Coming in at the heels of landmarks like AIN'T SUPPOSED TO DIE A NATURAL DEATH and INNER CITY, composer/lyricist Micki Grant's DON'T BOTHER ME, I CAN'T COPE was an important part of the early 1970s surge of Broadway musicals that were not only about African-American experiences but were written and directed by African-Americans as well.
The contemporary issue-oriented revue made Grant, who won a Grammy for her score, the first woman to fully write the music and lyrics of a Broadway musical and Vinnette Carroll the first woman to direct one. The original production's 1,065 performances, a whopping number for that time, proved that there was substantial audience support for more diversity in commercial theatre.
Savion Glover directs and choreographs the Encores! Off-Center concert production, and despite updated references to Trayvon Martin, Roseanne Barr and the Obamas, and a significant knee-taking moment, the 75-minute presentation of blues, funk, gospel, calypso and spoken word, presents its themes with that very 1970s mixture of heart-on-sleeve sincerity and arch commentary.
"A storm is raging in the west," recites the voice of now 77-year-old Grant, heard by the audience before the curtain goes up. Her poem "Universe In Mourning," is a call for "a glimpse of a new world aborning."
"The front page shows the frightened face / Of a high school soldier dying / He gladly gave his life, they say / I think someone is lying, someone's lying."
The curtain then rises on the full company, including music director Annastasia Victory's five-piece band and a thirteen-member singing and dancing ensemble. Singing acapella, Wayne Pretlow echoes the poem's sentiment with the profound spiritual lyric, "I'm a long way from where I've been / But I've gotta keep movin' till I move on in."
Later on, Pretlow sharply delivers some of that arch commentary in "Looking Over From Your Side," where the resident of a crumbling, rat-infested tenement observes how potential gentrifiers may see his building as historic and quaint.
James T. Lane brings down the house with a passionate performance of "My Name Is Man," a defiant declaration of dignity. In "Billie Holiday Blues," Aisha de Haas elegantly expresses similar sentiments. (It takes a whole lot more to win / When the world can't see beyond / The dark Brown wrapper that you're in.) Dayna Dantzler does lovely work with "Questions," about searching for your own answers when surrounded by advice-givers.

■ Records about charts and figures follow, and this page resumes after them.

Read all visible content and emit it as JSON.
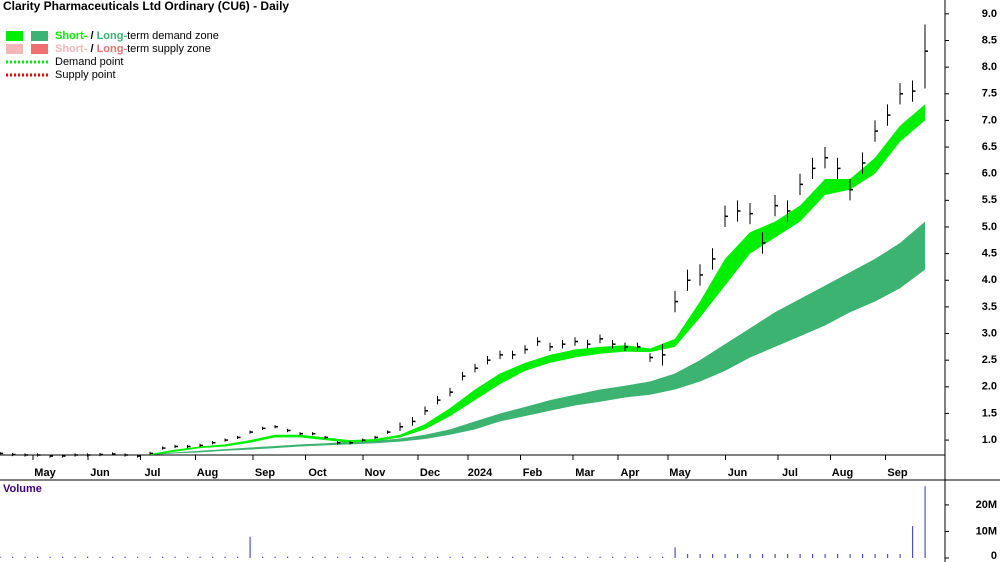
{
  "chart_data": {
    "type": "stock",
    "title": "Clarity Pharmaceuticals Ltd Ordinary (CU6) - Daily",
    "legend": [
      {
        "parts": [
          "Short-",
          " / ",
          "Long-",
          "term demand zone"
        ],
        "colors": [
          "#00ee00",
          "#3cb371"
        ]
      },
      {
        "parts": [
          "Short-",
          " / ",
          "Long-",
          "term supply zone"
        ],
        "colors": [
          "#f4b6b6",
          "#f07070"
        ]
      },
      {
        "parts": [
          "Demand point"
        ],
        "colors": [
          "#00ee00"
        ]
      },
      {
        "parts": [
          "Supply point"
        ],
        "colors": [
          "#ee0000"
        ]
      }
    ],
    "xlim": [
      0,
      378
    ],
    "xticks": [
      {
        "value": 18,
        "label": "May"
      },
      {
        "value": 40,
        "label": "Jun"
      },
      {
        "value": 61,
        "label": "Jul"
      },
      {
        "value": 83,
        "label": "Aug"
      },
      {
        "value": 106,
        "label": "Sep"
      },
      {
        "value": 127,
        "label": "Oct"
      },
      {
        "value": 150,
        "label": "Nov"
      },
      {
        "value": 172,
        "label": "Dec"
      },
      {
        "value": 192,
        "label": "2024"
      },
      {
        "value": 213,
        "label": "Feb"
      },
      {
        "value": 234,
        "label": "Mar"
      },
      {
        "value": 252,
        "label": "Apr"
      },
      {
        "value": 272,
        "label": "May"
      },
      {
        "value": 295,
        "label": "Jun"
      },
      {
        "value": 316,
        "label": "Jul"
      },
      {
        "value": 337,
        "label": "Aug"
      },
      {
        "value": 359,
        "label": "Sep"
      }
    ],
    "ylim": [
      0.72,
      9.26
    ],
    "yticks": [
      {
        "value": 1,
        "label": "1.0"
      },
      {
        "value": 1.5,
        "label": "1.5"
      },
      {
        "value": 2,
        "label": "2.0"
      },
      {
        "value": 2.5,
        "label": "2.5"
      },
      {
        "value": 3,
        "label": "3.0"
      },
      {
        "value": 3.5,
        "label": "3.5"
      },
      {
        "value": 4,
        "label": "4.0"
      },
      {
        "value": 4.5,
        "label": "4.5"
      },
      {
        "value": 5,
        "label": "5.0"
      },
      {
        "value": 5.5,
        "label": "5.5"
      },
      {
        "value": 6,
        "label": "6.0"
      },
      {
        "value": 6.5,
        "label": "6.5"
      },
      {
        "value": 7,
        "label": "7.0"
      },
      {
        "value": 7.5,
        "label": "7.5"
      },
      {
        "value": 8,
        "label": "8.0"
      },
      {
        "value": 8.5,
        "label": "8.5"
      },
      {
        "value": 9,
        "label": "9.0"
      }
    ],
    "x": [
      0,
      5,
      10,
      15,
      20,
      25,
      30,
      35,
      40,
      45,
      50,
      55,
      60,
      65,
      70,
      75,
      80,
      85,
      90,
      95,
      100,
      105,
      110,
      115,
      120,
      125,
      130,
      135,
      140,
      145,
      150,
      155,
      160,
      165,
      170,
      175,
      180,
      185,
      190,
      195,
      200,
      205,
      210,
      215,
      220,
      225,
      230,
      235,
      240,
      245,
      250,
      255,
      260,
      265,
      270,
      275,
      280,
      285,
      290,
      295,
      300,
      305,
      310,
      315,
      320,
      325,
      330,
      335,
      340,
      345,
      350,
      355,
      360,
      365,
      370
    ],
    "close": [
      0.75,
      0.73,
      0.72,
      0.72,
      0.7,
      0.7,
      0.72,
      0.72,
      0.73,
      0.74,
      0.72,
      0.7,
      0.75,
      0.85,
      0.88,
      0.88,
      0.9,
      0.95,
      1.0,
      1.05,
      1.15,
      1.22,
      1.25,
      1.18,
      1.12,
      1.12,
      1.05,
      0.95,
      0.95,
      1.0,
      1.05,
      1.15,
      1.25,
      1.35,
      1.55,
      1.75,
      1.9,
      2.2,
      2.35,
      2.5,
      2.6,
      2.6,
      2.7,
      2.85,
      2.75,
      2.8,
      2.85,
      2.8,
      2.9,
      2.8,
      2.75,
      2.75,
      2.55,
      2.6,
      3.6,
      4.0,
      4.1,
      4.4,
      5.2,
      5.3,
      5.25,
      4.7,
      5.4,
      5.3,
      5.8,
      6.1,
      6.3,
      6.1,
      5.7,
      6.2,
      6.8,
      7.1,
      7.5,
      7.55,
      8.3
    ],
    "high": [
      0.78,
      0.76,
      0.75,
      0.75,
      0.73,
      0.73,
      0.75,
      0.75,
      0.76,
      0.77,
      0.75,
      0.73,
      0.78,
      0.88,
      0.91,
      0.91,
      0.93,
      0.98,
      1.03,
      1.08,
      1.18,
      1.25,
      1.28,
      1.21,
      1.15,
      1.15,
      1.08,
      0.98,
      0.98,
      1.03,
      1.08,
      1.18,
      1.33,
      1.43,
      1.63,
      1.83,
      1.98,
      2.28,
      2.43,
      2.58,
      2.68,
      2.68,
      2.78,
      2.93,
      2.83,
      2.88,
      2.93,
      2.88,
      2.98,
      2.88,
      2.83,
      2.83,
      2.63,
      2.8,
      3.8,
      4.2,
      4.3,
      4.6,
      5.4,
      5.5,
      5.45,
      4.9,
      5.6,
      5.5,
      6.0,
      6.3,
      6.5,
      6.3,
      5.9,
      6.4,
      7.0,
      7.3,
      7.7,
      7.75,
      8.8
    ],
    "low": [
      0.72,
      0.7,
      0.69,
      0.69,
      0.67,
      0.67,
      0.69,
      0.69,
      0.7,
      0.71,
      0.69,
      0.67,
      0.72,
      0.82,
      0.85,
      0.85,
      0.87,
      0.92,
      0.97,
      1.02,
      1.12,
      1.19,
      1.22,
      1.15,
      1.09,
      1.09,
      1.02,
      0.92,
      0.92,
      0.97,
      1.02,
      1.12,
      1.17,
      1.27,
      1.47,
      1.67,
      1.82,
      2.12,
      2.27,
      2.42,
      2.52,
      2.52,
      2.62,
      2.77,
      2.67,
      2.72,
      2.77,
      2.72,
      2.82,
      2.72,
      2.67,
      2.67,
      2.47,
      2.4,
      3.4,
      3.8,
      3.9,
      4.2,
      5.0,
      5.1,
      5.05,
      4.5,
      5.2,
      5.1,
      5.6,
      5.9,
      6.1,
      5.9,
      5.5,
      6.0,
      6.6,
      6.9,
      7.3,
      7.35,
      7.6
    ],
    "band_x": [
      0,
      10,
      20,
      30,
      40,
      50,
      60,
      70,
      80,
      90,
      100,
      110,
      120,
      130,
      140,
      150,
      160,
      170,
      180,
      190,
      200,
      210,
      220,
      230,
      240,
      250,
      260,
      270,
      280,
      290,
      300,
      310,
      320,
      330,
      340,
      350,
      360,
      370
    ],
    "bands": [
      {
        "color": "#3cb371",
        "lower": [
          null,
          null,
          null,
          null,
          null,
          null,
          0.72,
          0.75,
          0.77,
          0.8,
          0.82,
          0.85,
          0.88,
          0.9,
          0.92,
          0.94,
          0.97,
          1.02,
          1.1,
          1.2,
          1.35,
          1.45,
          1.55,
          1.65,
          1.72,
          1.8,
          1.85,
          1.95,
          2.1,
          2.3,
          2.55,
          2.75,
          2.95,
          3.15,
          3.4,
          3.6,
          3.85,
          4.2
        ],
        "upper": [
          null,
          null,
          null,
          null,
          null,
          null,
          0.74,
          0.77,
          0.8,
          0.83,
          0.86,
          0.89,
          0.92,
          0.94,
          0.97,
          0.99,
          1.03,
          1.1,
          1.2,
          1.35,
          1.5,
          1.62,
          1.75,
          1.85,
          1.95,
          2.02,
          2.1,
          2.25,
          2.5,
          2.8,
          3.1,
          3.4,
          3.65,
          3.9,
          4.15,
          4.4,
          4.7,
          5.1
        ]
      },
      {
        "color": "#00ee00",
        "lower": [
          null,
          null,
          null,
          null,
          null,
          null,
          0.72,
          0.78,
          0.85,
          0.88,
          0.95,
          1.05,
          1.05,
          1.0,
          0.95,
          0.98,
          1.05,
          1.2,
          1.45,
          1.75,
          2.05,
          2.3,
          2.45,
          2.55,
          2.62,
          2.66,
          2.65,
          2.75,
          3.3,
          3.9,
          4.5,
          4.8,
          5.1,
          5.6,
          5.7,
          6.0,
          6.6,
          7.0
        ],
        "upper": [
          null,
          null,
          null,
          null,
          null,
          null,
          0.74,
          0.82,
          0.88,
          0.92,
          1.0,
          1.1,
          1.1,
          1.05,
          1.0,
          1.02,
          1.1,
          1.3,
          1.6,
          1.95,
          2.25,
          2.45,
          2.6,
          2.7,
          2.75,
          2.78,
          2.72,
          2.9,
          3.6,
          4.4,
          4.9,
          5.1,
          5.4,
          5.9,
          5.9,
          6.3,
          6.9,
          7.3
        ]
      }
    ],
    "volume_title": "Volume",
    "volume_color": "#5050c8",
    "volume": [
      500000,
      500000,
      500000,
      500000,
      500000,
      500000,
      500000,
      500000,
      500000,
      500000,
      500000,
      500000,
      500000,
      500000,
      500000,
      500000,
      500000,
      500000,
      500000,
      500000,
      8000000,
      500000,
      500000,
      500000,
      500000,
      500000,
      500000,
      500000,
      500000,
      500000,
      500000,
      500000,
      500000,
      500000,
      500000,
      500000,
      500000,
      500000,
      500000,
      500000,
      500000,
      500000,
      500000,
      500000,
      500000,
      500000,
      500000,
      500000,
      500000,
      500000,
      500000,
      500000,
      500000,
      500000,
      4000000,
      1500000,
      1500000,
      1500000,
      1500000,
      1500000,
      1500000,
      1500000,
      1500000,
      1500000,
      1500000,
      1500000,
      1500000,
      1500000,
      1500000,
      1500000,
      1500000,
      1500000,
      1500000,
      12000000,
      27000000
    ],
    "vlim": [
      0,
      27500000
    ],
    "vticks": [
      {
        "value": 20000000,
        "label": "20M"
      },
      {
        "value": 10000000,
        "label": "10M"
      },
      0
    ]
  }
}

A rousing gospel sequence is followed by the show's title song, an acerbic comparison of a therapist's analysis with the realities of African-American life.
Even more clever is a rhyming riff that describes how "Somebody started a rumor that / Socializing with blacks could be fun, / And pretty soon, as the word got 'round, / Every cocktail party had one." The concluding couplet, presented with a wink, brings home the message that America still has a lot to cope with.